Again these are really small things but they could dominate eventually haha. i'd test that by getting employed and using company infrastructure if it ever practically got that big ;)

Assuming a multi-core environment in which n is the number of cores/threads

- Fernando May 18, 2017using several threads wouldn't improve the big notation as on a perfect set up it would only provide a speed up of n which is a fixed number. Also, this problem doesn't offer a perfect setup as when k < n you can't use all the available threads/cores. Eventually, k will be less than n as you are merging arrays.

In practice, in a typical architecture, you can achieve important improvements, may be of orders of magnitude, as you can usually manage more efficiently the access to the main memory using several threads/cores.

Edited: The previous solution assumes a real scenario in which the number of threads/cores is less than the number of arrays. The maximum theoretical speed up you can achieve sorting in parallel with n cores/threads is O(n log n) / n => O(log n). As previously stated even in this ideal scenario you can't do that with merge sort as each time you halve in two the number of effective threads. For merge sort in the ideal case yes you can obtain a linear cost O(n log n) / log n = O(n).

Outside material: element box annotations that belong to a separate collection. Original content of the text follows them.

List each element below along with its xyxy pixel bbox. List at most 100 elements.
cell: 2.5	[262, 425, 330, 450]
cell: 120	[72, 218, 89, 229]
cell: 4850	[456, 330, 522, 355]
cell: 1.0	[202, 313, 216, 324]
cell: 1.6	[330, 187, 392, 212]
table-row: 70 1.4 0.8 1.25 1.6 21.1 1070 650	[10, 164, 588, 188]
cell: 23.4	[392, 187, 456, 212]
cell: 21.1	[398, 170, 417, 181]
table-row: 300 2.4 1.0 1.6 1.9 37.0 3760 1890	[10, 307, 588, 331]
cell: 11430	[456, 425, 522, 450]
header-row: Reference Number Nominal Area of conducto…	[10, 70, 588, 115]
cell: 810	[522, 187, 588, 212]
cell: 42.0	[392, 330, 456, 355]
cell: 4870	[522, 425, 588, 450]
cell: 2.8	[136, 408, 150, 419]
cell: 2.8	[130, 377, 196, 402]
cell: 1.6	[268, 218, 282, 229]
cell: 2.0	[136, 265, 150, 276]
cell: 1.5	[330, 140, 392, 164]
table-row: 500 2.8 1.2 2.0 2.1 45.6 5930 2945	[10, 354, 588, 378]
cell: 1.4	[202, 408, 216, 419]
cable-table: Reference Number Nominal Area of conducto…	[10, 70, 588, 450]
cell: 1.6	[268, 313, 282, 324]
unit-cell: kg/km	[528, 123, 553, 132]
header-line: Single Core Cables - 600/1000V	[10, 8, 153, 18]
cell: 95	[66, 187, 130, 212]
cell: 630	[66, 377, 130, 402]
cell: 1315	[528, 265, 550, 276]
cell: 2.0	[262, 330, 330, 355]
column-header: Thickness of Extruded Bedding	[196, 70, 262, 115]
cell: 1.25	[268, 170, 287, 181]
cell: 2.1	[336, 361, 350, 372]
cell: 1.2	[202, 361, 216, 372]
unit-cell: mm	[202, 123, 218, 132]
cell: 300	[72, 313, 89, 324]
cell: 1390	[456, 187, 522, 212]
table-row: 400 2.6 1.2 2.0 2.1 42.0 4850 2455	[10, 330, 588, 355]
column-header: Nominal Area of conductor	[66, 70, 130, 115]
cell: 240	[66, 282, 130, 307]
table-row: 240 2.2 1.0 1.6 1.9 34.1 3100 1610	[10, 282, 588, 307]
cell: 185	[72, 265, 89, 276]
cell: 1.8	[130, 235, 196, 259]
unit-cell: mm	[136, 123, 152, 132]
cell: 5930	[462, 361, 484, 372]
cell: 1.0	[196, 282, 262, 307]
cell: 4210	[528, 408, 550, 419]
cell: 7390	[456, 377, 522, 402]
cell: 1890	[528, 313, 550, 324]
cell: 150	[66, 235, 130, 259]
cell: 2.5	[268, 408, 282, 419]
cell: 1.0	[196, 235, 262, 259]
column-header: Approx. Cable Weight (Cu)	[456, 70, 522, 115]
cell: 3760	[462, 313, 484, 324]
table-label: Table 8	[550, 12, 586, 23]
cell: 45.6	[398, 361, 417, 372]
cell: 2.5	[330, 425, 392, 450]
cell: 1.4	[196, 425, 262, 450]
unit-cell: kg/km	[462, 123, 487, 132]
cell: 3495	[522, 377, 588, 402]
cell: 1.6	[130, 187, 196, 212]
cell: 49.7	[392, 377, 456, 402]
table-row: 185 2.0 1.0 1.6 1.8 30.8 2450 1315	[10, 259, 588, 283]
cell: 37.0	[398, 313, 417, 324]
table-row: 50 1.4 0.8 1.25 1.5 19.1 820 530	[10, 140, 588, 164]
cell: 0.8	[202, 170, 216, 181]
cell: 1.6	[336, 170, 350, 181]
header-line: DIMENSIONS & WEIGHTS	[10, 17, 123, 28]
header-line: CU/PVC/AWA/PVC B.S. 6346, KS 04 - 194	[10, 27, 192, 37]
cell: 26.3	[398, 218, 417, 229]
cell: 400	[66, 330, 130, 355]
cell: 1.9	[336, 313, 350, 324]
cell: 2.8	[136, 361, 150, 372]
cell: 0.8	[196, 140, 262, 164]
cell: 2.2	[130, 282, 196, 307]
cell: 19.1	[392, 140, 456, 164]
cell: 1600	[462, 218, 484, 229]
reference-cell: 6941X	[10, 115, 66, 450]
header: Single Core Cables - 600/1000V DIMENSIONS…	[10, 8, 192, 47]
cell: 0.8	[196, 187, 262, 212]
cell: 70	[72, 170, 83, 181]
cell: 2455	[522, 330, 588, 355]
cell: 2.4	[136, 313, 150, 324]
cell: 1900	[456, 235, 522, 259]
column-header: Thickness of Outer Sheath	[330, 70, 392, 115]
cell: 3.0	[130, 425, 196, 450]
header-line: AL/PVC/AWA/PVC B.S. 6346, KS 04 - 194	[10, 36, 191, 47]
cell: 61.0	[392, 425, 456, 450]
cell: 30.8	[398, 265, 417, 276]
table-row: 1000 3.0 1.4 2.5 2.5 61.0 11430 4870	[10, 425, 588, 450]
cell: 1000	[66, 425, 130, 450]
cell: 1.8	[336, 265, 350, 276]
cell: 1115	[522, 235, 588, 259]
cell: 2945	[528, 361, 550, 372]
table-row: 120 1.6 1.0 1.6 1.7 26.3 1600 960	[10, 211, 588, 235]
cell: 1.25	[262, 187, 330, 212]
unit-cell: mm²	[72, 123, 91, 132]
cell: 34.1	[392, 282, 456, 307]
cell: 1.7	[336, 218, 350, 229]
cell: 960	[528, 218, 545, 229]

@Chris.k It depends on the architecture. But lets assume that reading from memory takes x cycles this number has to be much higher than the cost of performing a comparison. Let's assume that cost is y. You can reserve one core to read from memory and to read each time (x/y) * (n - 1) blocks, in this way for the rest of the (n - 1) cores the access to memory is basically free as when they finish the y comparisons they have a new chuck to compare. Perhaps I am missing something here. What do you think?